Processed by: Special Collections Department
There are no restrictions.
See the University of Virginia Library’s use policy.
Timothy Pickering Letter, 1797, Accession #11163, Special Collections Dept., University of Virginia Library, Charlottesville, Va.
This letter was purchased by the University of Virginia Library from Jerry Showalter, Ivy, Virginia, on December 19, 1994.
This collection consists of a two-page autograph letter, June 6, 1797, from Timothy Pickering (1745-1829), U.S. Secretary of State, Philadelphia, to James Wood (1741-1813), Governor of Virginia, concerning the British blocade of the French frigates Medusa and Insurgent in the harbor at Norfolk, Virginia.
Pickering refers to a copy of a letter dated May 22, 1797, from the French Vice-Consul at Norfolk to Governor Wood, which was forwarded by the Consul General of the French Republic to himself, requesting that Wood determine which of the belligerent parties would remain within the jurisdictional line of the United States until twenty-four hours after the ships of the other party had sailed.
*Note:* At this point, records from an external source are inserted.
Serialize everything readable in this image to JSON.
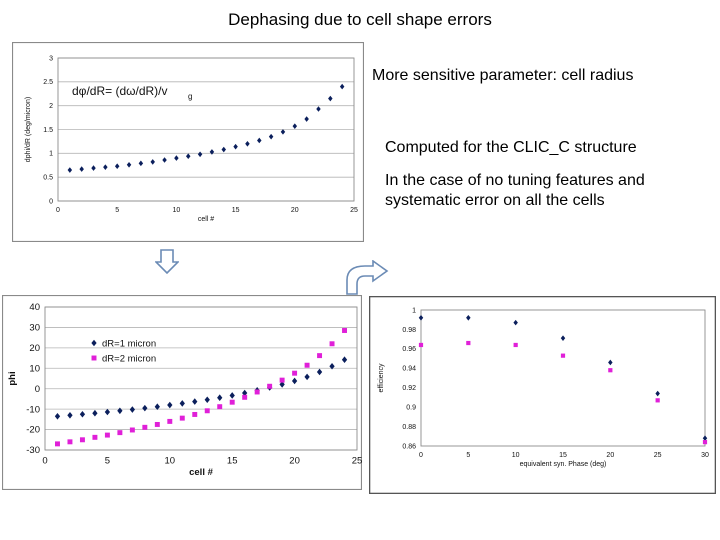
{
  "slide": {
    "title": "Dephasing due to cell shape errors",
    "notes": {
      "sensitive": "More sensitive parameter: cell radius",
      "computed": "Computed for the CLIC_C structure",
      "case": "In the case of no tuning features and systematic error on all the cells"
    },
    "icons": {
      "down": "down-arrow-icon",
      "curved": "curved-arrow-icon"
    }
  },
  "chart_data": [
    {
      "id": "dphi-dR",
      "type": "scatter",
      "title": "",
      "annotation": "dφ/dR= (dω/dR)/v",
      "annotation_sub": "g",
      "xlabel": "cell #",
      "ylabel": "dphi/dR (deg/micron)",
      "xlim": [
        0,
        25
      ],
      "ylim": [
        0,
        3
      ],
      "xticks": [
        0,
        5,
        10,
        15,
        20,
        25
      ],
      "yticks": [
        0,
        0.5,
        1,
        1.5,
        2,
        2.5,
        3
      ],
      "ytick_labels": [
        "0",
        "0.5",
        "1",
        "1.5",
        "2",
        "2.5",
        "3"
      ],
      "grid": "horizontal",
      "series": [
        {
          "name": "dphi/dR",
          "color": "#0b1f5c",
          "marker": "diamond",
          "x": [
            1,
            2,
            3,
            4,
            5,
            6,
            7,
            8,
            9,
            10,
            11,
            12,
            13,
            14,
            15,
            16,
            17,
            18,
            19,
            20,
            21,
            22,
            23,
            24
          ],
          "y": [
            0.65,
            0.67,
            0.69,
            0.71,
            0.73,
            0.76,
            0.79,
            0.82,
            0.86,
            0.9,
            0.94,
            0.98,
            1.03,
            1.08,
            1.14,
            1.2,
            1.27,
            1.35,
            1.45,
            1.57,
            1.72,
            1.93,
            2.15,
            2.4
          ]
        }
      ]
    },
    {
      "id": "phi-cell",
      "type": "scatter",
      "title": "",
      "xlabel": "cell #",
      "ylabel": "phi",
      "xlim": [
        0,
        25
      ],
      "ylim": [
        -30,
        40
      ],
      "xticks": [
        0,
        5,
        10,
        15,
        20,
        25
      ],
      "yticks": [
        -30,
        -20,
        -10,
        0,
        10,
        20,
        30,
        40
      ],
      "ytick_labels": [
        "-30",
        "-20",
        "-10",
        "0",
        "10",
        "20",
        "30",
        "40"
      ],
      "grid": "horizontal",
      "legend": "middle-left",
      "series": [
        {
          "name": "dR=1 micron",
          "color": "#0b1f5c",
          "marker": "diamond",
          "x": [
            1,
            2,
            3,
            4,
            5,
            6,
            7,
            8,
            9,
            10,
            11,
            12,
            13,
            14,
            15,
            16,
            17,
            18,
            19,
            20,
            21,
            22,
            23,
            24
          ],
          "y": [
            -13.5,
            -13.0,
            -12.5,
            -12.0,
            -11.4,
            -10.8,
            -10.2,
            -9.5,
            -8.8,
            -8.0,
            -7.2,
            -6.3,
            -5.4,
            -4.4,
            -3.3,
            -2.1,
            -0.8,
            0.6,
            2.1,
            3.8,
            5.8,
            8.2,
            11.0,
            14.2
          ]
        },
        {
          "name": "dR=2 micron",
          "color": "#e020d8",
          "marker": "square",
          "x": [
            1,
            2,
            3,
            4,
            5,
            6,
            7,
            8,
            9,
            10,
            11,
            12,
            13,
            14,
            15,
            16,
            17,
            18,
            19,
            20,
            21,
            22,
            23,
            24
          ],
          "y": [
            -27.0,
            -26.0,
            -25.0,
            -23.8,
            -22.7,
            -21.5,
            -20.2,
            -18.9,
            -17.5,
            -16.0,
            -14.4,
            -12.6,
            -10.8,
            -8.8,
            -6.6,
            -4.2,
            -1.6,
            1.2,
            4.2,
            7.6,
            11.5,
            16.2,
            22.0,
            28.5
          ]
        }
      ]
    },
    {
      "id": "efficiency-phase",
      "type": "scatter",
      "title": "",
      "xlabel": "equivalent syn. Phase (deg)",
      "ylabel": "efficiency",
      "xlim": [
        0,
        30
      ],
      "ylim": [
        0.86,
        1
      ],
      "xticks": [
        0,
        5,
        10,
        15,
        20,
        25,
        30
      ],
      "yticks": [
        0.86,
        0.88,
        0.9,
        0.92,
        0.94,
        0.96,
        0.98,
        1
      ],
      "ytick_labels": [
        "0.86",
        "0.88",
        "0.9",
        "0.92",
        "0.94",
        "0.96",
        "0.98",
        "1"
      ],
      "grid": "none",
      "series": [
        {
          "name": "diamonds",
          "color": "#0b1f5c",
          "marker": "diamond",
          "x": [
            0,
            5,
            10,
            15,
            20,
            25,
            30
          ],
          "y": [
            0.992,
            0.992,
            0.987,
            0.971,
            0.946,
            0.914,
            0.868
          ]
        },
        {
          "name": "squares",
          "color": "#e020d8",
          "marker": "square",
          "x": [
            0,
            5,
            10,
            15,
            20,
            25,
            30
          ],
          "y": [
            0.964,
            0.966,
            0.964,
            0.953,
            0.938,
            0.907,
            0.864
          ]
        }
      ]
    }
  ]
}
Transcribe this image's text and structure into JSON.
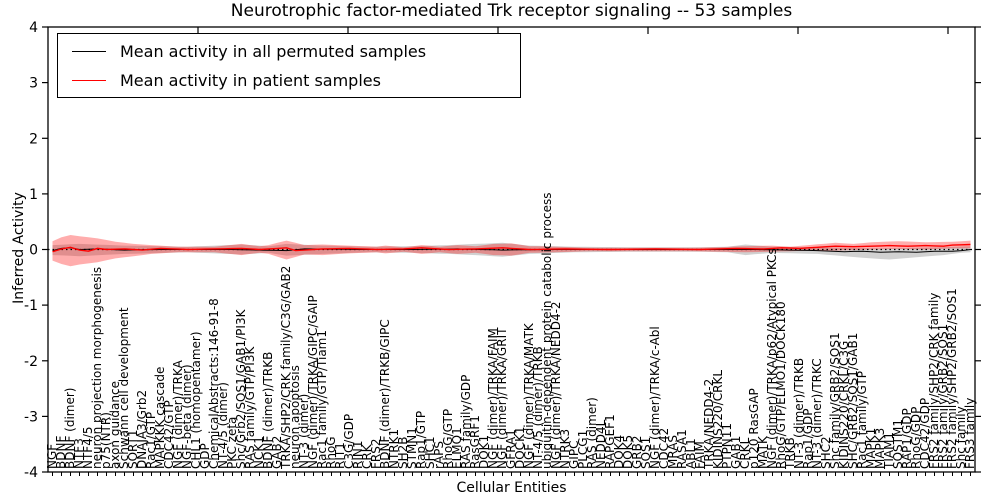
{
  "figure": {
    "title": "Neurotrophic factor-mediated Trk receptor signaling -- 53 samples",
    "xlabel": "Cellular Entities",
    "ylabel": "Inferred Activity",
    "legend": [
      {
        "label": "Mean activity in all permuted samples",
        "color": "#000000"
      },
      {
        "label": "Mean activity in patient samples",
        "color": "#ff0000"
      }
    ]
  },
  "chart_data": {
    "type": "line",
    "title": "Neurotrophic factor-mediated Trk receptor signaling -- 53 samples",
    "xlabel": "Cellular Entities",
    "ylabel": "Inferred Activity",
    "ylim": [
      -4,
      4
    ],
    "yticks": [
      -4,
      -3,
      -2,
      -1,
      0,
      1,
      2,
      3,
      4
    ],
    "n_samples": 53,
    "grid": false,
    "legend_position": "upper left",
    "zero_line": {
      "style": "dotted",
      "color": "#000000",
      "y": 0
    },
    "categories": [
      "NGF",
      "BDNF",
      "BDNF (dimer)",
      "NTF3",
      "NTF4/5",
      "neuron projection morphogenesis",
      "p75(NTR)",
      "axon guidance",
      "Schwann cell development",
      "SORT1",
      "DNAJA3/Grb2",
      "Rac1/GTP",
      "MAPKKK cascade",
      "CDC42/GTP",
      "NGF (dimer)/TRKA",
      "NGF-beta (dimer)",
      "CHL1 (homopentamer)",
      "GDP",
      "ChemicalAbstracts:146-91-8",
      "NT-4/5 (dimer)",
      "PKC zeta",
      "Shc/Grb2/SOS1/GAB1/PI3K",
      "RAS family/GTP/PI3K",
      "NCK1",
      "BDNF (dimer)/TRKB",
      "GAB2",
      "TRKA/SHP2/CRK family/C3G/GAB2",
      "neuron apoptosis",
      "NT-3 (dimer)",
      "NGF (dimer)/TRKA/GIPC/GAIP",
      "Rac1 family/GTP/Tiam1",
      "RhoG",
      "RIT1",
      "C3G/GDP",
      "RIN1",
      "CRK",
      "FRS2",
      "BDNF (dimer)/TRKB/GIPC",
      "NTRK1",
      "SH2B",
      "STMN1",
      "Rap1/GTP",
      "SHC1",
      "rAPS",
      "RhoG/GTP",
      "ELMO1",
      "RAS family/GDP",
      "RasGRF1",
      "DOK1",
      "NGF (dimer)/TRKA/FAIM",
      "NGF (dimer)/TRKA/GRIT",
      "GFRA1",
      "DOCK1",
      "NGF (dimer)/TRKA/MATK",
      "NT-4/5 (dimer)/TRKB",
      "ubiquitin-dependent protein catabolic process",
      "NGF (dimer)/TRKA/NEDD4-2",
      "NTRK3",
      "GIPC",
      "PLCG1",
      "RAS (dimer)",
      "NEDD4L",
      "RAPGEF1",
      "DOK4",
      "DOK5",
      "GRB2",
      "SOS1",
      "NGF (dimer)/TRKA/c-Abl",
      "CDC42",
      "MRAS",
      "RASA1",
      "ABL1",
      "FAIM",
      "TRKA/NEDD4-2",
      "KIDINS220/CRKL",
      "PTPN11",
      "GAB1",
      "CRKL",
      "p120 RasGAP",
      "MATK",
      "NGF (dimer)/TRKA/p62/Atypical PKCs",
      "RhoG/GTP/ELMO1/DOCK180",
      "TRKB",
      "NT-3 (dimer)/TRKB",
      "Rap1/GDP",
      "NT-3 (dimer)/TRKC",
      "SHC2",
      "Shc family/GRB2/SOS1",
      "KIDINS220/CRKL/C3G",
      "SHC/GRB2/SOS1/GAB1",
      "Rac1 family/GTP",
      "MAPK1",
      "MAPK3",
      "TIAM1",
      "SQSTM1",
      "RAP1/GDP",
      "RhoG/GDP",
      "CDC42/GDP",
      "FRS2 family/SHP2/CRK family",
      "FRS2 family/GRB2/SOS1",
      "FRS2 family/SHP2/GRB2/SOS1",
      "Shc family",
      "FRS3 family"
    ],
    "series": [
      {
        "name": "Mean activity in all permuted samples",
        "type": "line",
        "color": "#000000",
        "width": 1.0,
        "points": [
          [
            0,
            -0.02
          ],
          [
            1,
            0.02
          ],
          [
            2,
            0.03
          ],
          [
            3,
            0.0
          ],
          [
            5,
            0.01
          ],
          [
            8,
            -0.01
          ],
          [
            12,
            0.0
          ],
          [
            20,
            0.0
          ],
          [
            26,
            -0.02
          ],
          [
            28,
            0.01
          ],
          [
            34,
            0.0
          ],
          [
            40,
            0.0
          ],
          [
            45,
            0.01
          ],
          [
            50,
            -0.01
          ],
          [
            55,
            0.0
          ],
          [
            62,
            0.0
          ],
          [
            70,
            0.0
          ],
          [
            78,
            0.0
          ],
          [
            82,
            -0.01
          ],
          [
            85,
            -0.02
          ],
          [
            88,
            -0.04
          ],
          [
            90,
            -0.03
          ],
          [
            92,
            -0.05
          ],
          [
            94,
            -0.04
          ],
          [
            96,
            -0.05
          ],
          [
            98,
            -0.03
          ],
          [
            100,
            -0.03
          ],
          [
            101,
            -0.02
          ],
          [
            102,
            0.0
          ]
        ]
      },
      {
        "name": "Mean activity in patient samples",
        "type": "line",
        "color": "#ff0000",
        "width": 1.4,
        "points": [
          [
            0,
            -0.04
          ],
          [
            1,
            0.01
          ],
          [
            2,
            0.04
          ],
          [
            3,
            -0.01
          ],
          [
            4,
            -0.03
          ],
          [
            5,
            0.02
          ],
          [
            6,
            0.0
          ],
          [
            8,
            0.01
          ],
          [
            10,
            -0.01
          ],
          [
            12,
            0.02
          ],
          [
            15,
            0.0
          ],
          [
            18,
            0.01
          ],
          [
            21,
            0.02
          ],
          [
            23,
            0.0
          ],
          [
            26,
            0.03
          ],
          [
            27,
            -0.02
          ],
          [
            30,
            0.01
          ],
          [
            33,
            0.02
          ],
          [
            36,
            0.0
          ],
          [
            39,
            0.01
          ],
          [
            41,
            0.03
          ],
          [
            44,
            0.0
          ],
          [
            47,
            0.01
          ],
          [
            50,
            0.03
          ],
          [
            53,
            0.0
          ],
          [
            57,
            0.01
          ],
          [
            62,
            0.0
          ],
          [
            67,
            0.01
          ],
          [
            72,
            0.0
          ],
          [
            76,
            0.02
          ],
          [
            79,
            0.01
          ],
          [
            81,
            0.03
          ],
          [
            83,
            0.02
          ],
          [
            85,
            0.04
          ],
          [
            87,
            0.06
          ],
          [
            89,
            0.05
          ],
          [
            91,
            0.06
          ],
          [
            93,
            0.07
          ],
          [
            95,
            0.06
          ],
          [
            97,
            0.07
          ],
          [
            99,
            0.06
          ],
          [
            100,
            0.08
          ],
          [
            102,
            0.09
          ]
        ]
      },
      {
        "name": "Permuted band",
        "type": "band",
        "color": "#999999",
        "opacity": 0.45,
        "upper": [
          [
            0,
            0.08
          ],
          [
            3,
            0.1
          ],
          [
            8,
            0.07
          ],
          [
            15,
            0.05
          ],
          [
            21,
            0.09
          ],
          [
            24,
            0.06
          ],
          [
            26,
            0.1
          ],
          [
            30,
            0.07
          ],
          [
            35,
            0.05
          ],
          [
            40,
            0.06
          ],
          [
            44,
            0.08
          ],
          [
            47,
            0.1
          ],
          [
            50,
            0.12
          ],
          [
            53,
            0.07
          ],
          [
            58,
            0.05
          ],
          [
            65,
            0.04
          ],
          [
            72,
            0.04
          ],
          [
            75,
            0.05
          ],
          [
            77,
            0.09
          ],
          [
            80,
            0.05
          ],
          [
            85,
            0.04
          ],
          [
            88,
            0.03
          ],
          [
            92,
            0.02
          ],
          [
            96,
            0.03
          ],
          [
            99,
            0.04
          ],
          [
            102,
            0.06
          ]
        ],
        "lower": [
          [
            0,
            -0.1
          ],
          [
            3,
            -0.12
          ],
          [
            8,
            -0.08
          ],
          [
            15,
            -0.05
          ],
          [
            21,
            -0.09
          ],
          [
            24,
            -0.06
          ],
          [
            26,
            -0.11
          ],
          [
            30,
            -0.08
          ],
          [
            35,
            -0.05
          ],
          [
            40,
            -0.06
          ],
          [
            44,
            -0.08
          ],
          [
            47,
            -0.1
          ],
          [
            50,
            -0.13
          ],
          [
            53,
            -0.08
          ],
          [
            58,
            -0.05
          ],
          [
            65,
            -0.04
          ],
          [
            72,
            -0.04
          ],
          [
            75,
            -0.05
          ],
          [
            77,
            -0.1
          ],
          [
            80,
            -0.06
          ],
          [
            85,
            -0.08
          ],
          [
            88,
            -0.12
          ],
          [
            90,
            -0.15
          ],
          [
            93,
            -0.18
          ],
          [
            96,
            -0.14
          ],
          [
            99,
            -0.1
          ],
          [
            101,
            -0.06
          ],
          [
            102,
            -0.05
          ]
        ]
      },
      {
        "name": "Patient band",
        "type": "band",
        "color": "#ff0000",
        "opacity": 0.32,
        "upper": [
          [
            0,
            0.15
          ],
          [
            1,
            0.22
          ],
          [
            2,
            0.26
          ],
          [
            3,
            0.24
          ],
          [
            5,
            0.2
          ],
          [
            7,
            0.14
          ],
          [
            9,
            0.1
          ],
          [
            11,
            0.08
          ],
          [
            14,
            0.05
          ],
          [
            18,
            0.05
          ],
          [
            21,
            0.1
          ],
          [
            23,
            0.06
          ],
          [
            24,
            0.08
          ],
          [
            26,
            0.16
          ],
          [
            28,
            0.08
          ],
          [
            30,
            0.09
          ],
          [
            33,
            0.07
          ],
          [
            36,
            0.05
          ],
          [
            37,
            0.07
          ],
          [
            39,
            0.04
          ],
          [
            41,
            0.08
          ],
          [
            43,
            0.05
          ],
          [
            45,
            0.08
          ],
          [
            47,
            0.06
          ],
          [
            49,
            0.1
          ],
          [
            51,
            0.11
          ],
          [
            53,
            0.06
          ],
          [
            56,
            0.05
          ],
          [
            60,
            0.03
          ],
          [
            65,
            0.03
          ],
          [
            70,
            0.03
          ],
          [
            74,
            0.04
          ],
          [
            77,
            0.06
          ],
          [
            80,
            0.07
          ],
          [
            82,
            0.05
          ],
          [
            84,
            0.08
          ],
          [
            87,
            0.12
          ],
          [
            89,
            0.1
          ],
          [
            91,
            0.13
          ],
          [
            94,
            0.15
          ],
          [
            97,
            0.13
          ],
          [
            100,
            0.14
          ],
          [
            102,
            0.16
          ]
        ],
        "lower": [
          [
            0,
            -0.2
          ],
          [
            1,
            -0.26
          ],
          [
            2,
            -0.3
          ],
          [
            3,
            -0.27
          ],
          [
            5,
            -0.23
          ],
          [
            7,
            -0.16
          ],
          [
            9,
            -0.12
          ],
          [
            11,
            -0.08
          ],
          [
            14,
            -0.05
          ],
          [
            18,
            -0.05
          ],
          [
            21,
            -0.1
          ],
          [
            23,
            -0.06
          ],
          [
            24,
            -0.08
          ],
          [
            26,
            -0.18
          ],
          [
            28,
            -0.09
          ],
          [
            30,
            -0.1
          ],
          [
            33,
            -0.07
          ],
          [
            36,
            -0.05
          ],
          [
            37,
            -0.07
          ],
          [
            39,
            -0.04
          ],
          [
            41,
            -0.08
          ],
          [
            43,
            -0.05
          ],
          [
            45,
            -0.08
          ],
          [
            47,
            -0.06
          ],
          [
            49,
            -0.1
          ],
          [
            51,
            -0.11
          ],
          [
            53,
            -0.06
          ],
          [
            56,
            -0.05
          ],
          [
            60,
            -0.03
          ],
          [
            65,
            -0.03
          ],
          [
            70,
            -0.03
          ],
          [
            74,
            -0.04
          ],
          [
            77,
            -0.05
          ],
          [
            80,
            -0.04
          ],
          [
            82,
            -0.03
          ],
          [
            84,
            -0.02
          ],
          [
            87,
            -0.02
          ],
          [
            89,
            -0.01
          ],
          [
            91,
            0.0
          ],
          [
            94,
            0.01
          ],
          [
            97,
            0.0
          ],
          [
            100,
            0.02
          ],
          [
            102,
            0.02
          ]
        ]
      }
    ]
  }
}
Pickering expresses the desire of President John Adams that the response of Wood to this letter be based on the circular letter from the State Department dated April 16, 1795, and the act of the President dated June 18, 1794. The President wants Governor Wood to notify the British commander of these rules so that they can "preserve the just rights of sovereignty of these states, as well as to afford to the French no real ground of complaint that we have not maintained an impartial neutrality."